O enquadramento de trabalhadores externos na regra da Consolidação das Leis do Trabalho que prevê a excepcionalidade ao controle de jornada e ao pagamento de horas extraordinárias sempre esteve associado à ideia de impossibilidade de fiscalização da jornada de trabalho pelo empregador.
Por muitos anos, bastava a natureza da atividade exercida fora das dependências da empresa para afastar, ao menos em tese, o direito ao recebimento de horas extras. Esse racional, contudo, vem sendo progressivamente revisitado pela Justiça do Trabalho.
Com o avanço das ferramentas tecnológicas, como geolocalização e sistemas de controle remoto de ponto, o foco da análise mudou. O elemento central passou a ser a efetiva possibilidade de controle, ainda que indireto. Nesse contexto, aplicativos corporativos, sistemas de roteirização, registros de acesso, trocas de mensagens ao longo do dia, geolocalização e até soluções baseadas em inteligência artificial vêm sendo considerados pelos Tribunais Trabalhistas como elementos aptos a demonstrar o acompanhamento da jornada.
A partir do momento em que se afasta o enquadramento na exceção legal do trabalhador externo, surge o direito ao pagamento de horas extraordinárias. E aqui reside um ponto sensível: na ausência de controle formal de jornada, o ônus da prova quanto ao tempo efetivamente trabalhado recai sobre o empregador, o que, na prática, amplia significativamente o risco de arbitramentos judiciais frequentemente desfavoráveis.

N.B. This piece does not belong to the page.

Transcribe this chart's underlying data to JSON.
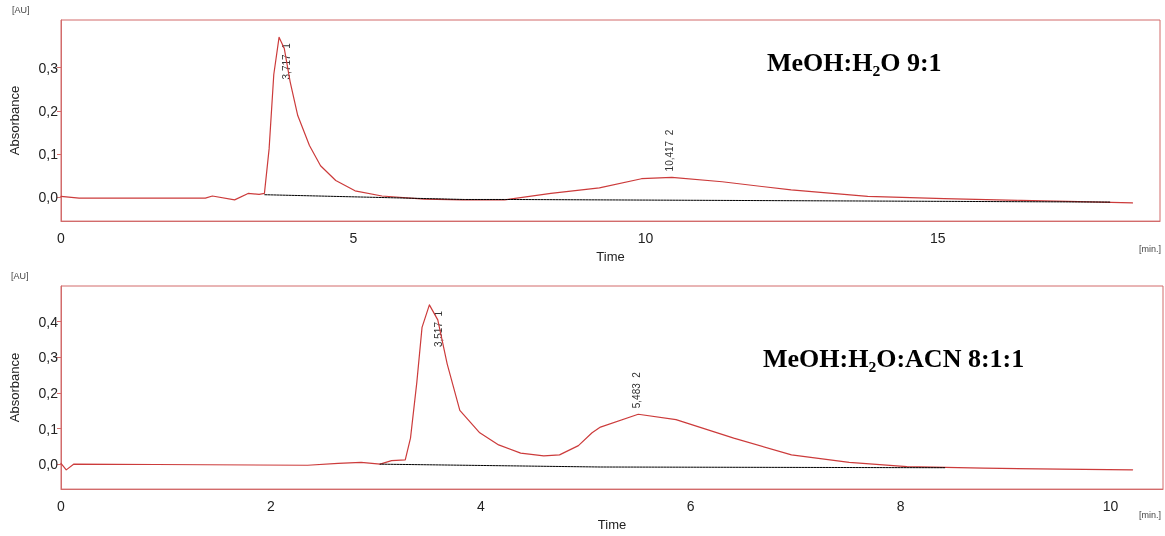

Por outro lado, um controle mais próximo da jornada pode contribuir para ganhos de produtividade e maior previsibilidade de custos, mas também exige cautela. O uso de ferramentas como geolocalização, por exemplo, demanda atenção à Lei Geral de Proteção de Dados, especialmente no que diz respeito à finalidade, necessidade e transparência no tratamento de dados pessoais, devendo ser respeitados os direitos fundamentais dos trabalhadores.
Esse cenário coloca as empresas diante de um dilema:
De um lado, manter a opção legal por não implementar controles formais, mas rever os argumentos para demonstrar a impossibilidade de controle de jornada dos trabalhadores externos, o que representa uma menor exposição imediata, mas amplia o risco de reconhecimento judicial de mecanismos indiretos de controle, com arbitramento de jornada e formação de um passivo oculto.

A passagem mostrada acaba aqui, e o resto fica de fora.